También salió el tema del jeto de Tom Cruise, sujeto a la osamenta por unos cirujanos cojonudos. Nos gustan mucho los pibones y nos cae muy bien el tío Tom, así que somos seguidores de la saga. Retoño es adicto desde que era pequeñín -entonces no era por los pibones, claro- y yo le sigo el rollo porque me sirven de divertimento entre tanto cine clásico y autoral.

Nos dolía la cabeza no en plan mal, de vaya mierda o de vaya rollo, sino en plan de computadora que ya no da abasto con el argumento. Yo juraría que algunas de mis neuronas se hicieron un nudo tratando de comprenderse. “Misión imposible: Sentencia mortal” es el rizo del rizo. El rizo 7.0. Y es solo la primera parte del colocón... Hace unas horas que terminó y ya no sabría muy bien cómo resumirla: está la CIA, el FMI, el MI6, unos rusos en un submarino, una IA global que se ha vuelto loca, un malo malísimo, una intermediaria de París, una asesina casi albina y una ladrona que roba sin saber lo que roba. Todos mezclan verdades con mentiras, o se ponen máscaras, o cambian de bando, y cuando ya crees que has retomado el hilo, te ponen a Rebecca Ferguson en primer plano y se te va el oremus otra vez. O te enchufan a Vanessa Kirby y te dejas llevar por otra fantasía que nada tiene que ver con la presente.

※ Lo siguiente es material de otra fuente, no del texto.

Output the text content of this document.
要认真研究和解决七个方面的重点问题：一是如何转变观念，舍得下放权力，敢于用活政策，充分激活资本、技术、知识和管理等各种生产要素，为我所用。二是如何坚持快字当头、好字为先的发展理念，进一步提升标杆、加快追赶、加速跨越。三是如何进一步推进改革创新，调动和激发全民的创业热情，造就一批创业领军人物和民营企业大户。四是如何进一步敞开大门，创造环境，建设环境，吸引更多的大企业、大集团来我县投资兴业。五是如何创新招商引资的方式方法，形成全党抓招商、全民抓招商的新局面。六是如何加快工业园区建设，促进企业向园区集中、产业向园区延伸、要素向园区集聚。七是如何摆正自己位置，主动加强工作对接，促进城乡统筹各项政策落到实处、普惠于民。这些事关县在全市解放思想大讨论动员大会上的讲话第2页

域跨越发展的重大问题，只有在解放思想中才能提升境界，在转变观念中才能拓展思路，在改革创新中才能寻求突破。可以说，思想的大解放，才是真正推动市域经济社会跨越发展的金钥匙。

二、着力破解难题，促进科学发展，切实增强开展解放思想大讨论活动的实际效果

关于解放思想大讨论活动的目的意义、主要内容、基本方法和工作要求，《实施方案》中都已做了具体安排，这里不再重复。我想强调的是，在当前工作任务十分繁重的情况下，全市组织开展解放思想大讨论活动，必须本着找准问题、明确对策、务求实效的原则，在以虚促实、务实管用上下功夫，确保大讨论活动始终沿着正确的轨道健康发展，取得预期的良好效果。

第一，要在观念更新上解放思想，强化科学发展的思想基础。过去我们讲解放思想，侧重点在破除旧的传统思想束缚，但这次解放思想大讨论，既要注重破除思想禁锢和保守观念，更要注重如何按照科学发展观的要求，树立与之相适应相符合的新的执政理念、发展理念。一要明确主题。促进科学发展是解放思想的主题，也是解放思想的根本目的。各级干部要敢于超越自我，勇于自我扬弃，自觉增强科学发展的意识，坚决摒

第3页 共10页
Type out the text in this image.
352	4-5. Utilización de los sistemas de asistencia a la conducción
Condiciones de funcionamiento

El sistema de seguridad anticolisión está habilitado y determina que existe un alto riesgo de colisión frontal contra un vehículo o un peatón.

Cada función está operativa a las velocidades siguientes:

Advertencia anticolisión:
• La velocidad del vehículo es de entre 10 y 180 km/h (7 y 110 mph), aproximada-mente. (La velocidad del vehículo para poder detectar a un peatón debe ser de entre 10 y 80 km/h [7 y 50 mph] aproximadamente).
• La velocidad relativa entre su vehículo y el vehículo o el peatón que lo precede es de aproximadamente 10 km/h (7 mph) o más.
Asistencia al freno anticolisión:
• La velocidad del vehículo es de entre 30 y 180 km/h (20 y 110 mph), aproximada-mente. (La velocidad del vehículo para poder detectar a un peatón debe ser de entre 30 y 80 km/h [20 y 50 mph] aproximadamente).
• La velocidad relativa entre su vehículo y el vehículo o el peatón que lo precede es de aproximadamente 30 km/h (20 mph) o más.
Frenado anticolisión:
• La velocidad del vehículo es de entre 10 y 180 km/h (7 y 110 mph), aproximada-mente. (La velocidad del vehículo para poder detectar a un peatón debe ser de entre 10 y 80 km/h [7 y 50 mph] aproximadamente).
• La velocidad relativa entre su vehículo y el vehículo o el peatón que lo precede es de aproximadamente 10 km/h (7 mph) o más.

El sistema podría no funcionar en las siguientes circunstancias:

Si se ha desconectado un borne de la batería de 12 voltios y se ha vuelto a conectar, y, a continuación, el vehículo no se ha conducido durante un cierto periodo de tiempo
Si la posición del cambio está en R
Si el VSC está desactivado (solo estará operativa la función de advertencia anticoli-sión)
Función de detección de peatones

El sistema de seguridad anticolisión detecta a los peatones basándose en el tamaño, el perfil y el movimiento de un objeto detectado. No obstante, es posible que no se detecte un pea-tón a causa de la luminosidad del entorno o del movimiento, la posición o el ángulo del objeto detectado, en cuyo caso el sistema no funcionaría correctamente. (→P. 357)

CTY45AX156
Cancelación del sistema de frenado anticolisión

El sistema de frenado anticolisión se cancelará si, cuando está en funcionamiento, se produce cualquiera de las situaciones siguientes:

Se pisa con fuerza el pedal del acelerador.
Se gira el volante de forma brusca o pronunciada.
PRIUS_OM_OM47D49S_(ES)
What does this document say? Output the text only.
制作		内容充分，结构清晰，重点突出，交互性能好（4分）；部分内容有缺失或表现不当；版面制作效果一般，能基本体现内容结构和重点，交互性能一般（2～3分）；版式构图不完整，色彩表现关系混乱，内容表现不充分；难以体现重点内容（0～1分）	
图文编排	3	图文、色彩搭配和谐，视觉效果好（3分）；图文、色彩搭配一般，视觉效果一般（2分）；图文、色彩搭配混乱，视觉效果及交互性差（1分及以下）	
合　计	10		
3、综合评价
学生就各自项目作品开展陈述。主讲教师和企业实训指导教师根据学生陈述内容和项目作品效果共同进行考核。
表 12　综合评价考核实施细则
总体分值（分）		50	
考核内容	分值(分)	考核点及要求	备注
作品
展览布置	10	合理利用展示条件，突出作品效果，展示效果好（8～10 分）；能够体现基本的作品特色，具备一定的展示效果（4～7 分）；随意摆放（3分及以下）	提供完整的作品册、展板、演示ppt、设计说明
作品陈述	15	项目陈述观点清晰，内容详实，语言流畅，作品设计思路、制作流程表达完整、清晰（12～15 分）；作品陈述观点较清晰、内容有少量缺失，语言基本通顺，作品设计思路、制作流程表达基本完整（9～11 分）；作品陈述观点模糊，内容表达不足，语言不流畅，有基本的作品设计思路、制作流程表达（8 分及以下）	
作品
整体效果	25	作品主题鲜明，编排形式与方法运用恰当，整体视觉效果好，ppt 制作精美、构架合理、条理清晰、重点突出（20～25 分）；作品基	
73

A los quince minutos regresamos a la película. En un momento de borrachera argumental, Retoño me preguntó si en algún universo paralelo me gustaría ser como Ethan Hunt: molón, resolutivo, eternamente joven, rodeado de mujerazas... Bueno: esto de rodeado de mujerazas lo he añadido yo.  Le dije no, que menuda angustia eso de levantarse todos los días sin saber de qué muerte vas a tener que escapar. Pero luego recordé que mañana, a primera hora, tengo una reunión de profesores en la que volverá a hablarse del ser y la nada. Y me arrepentí de la respuesta.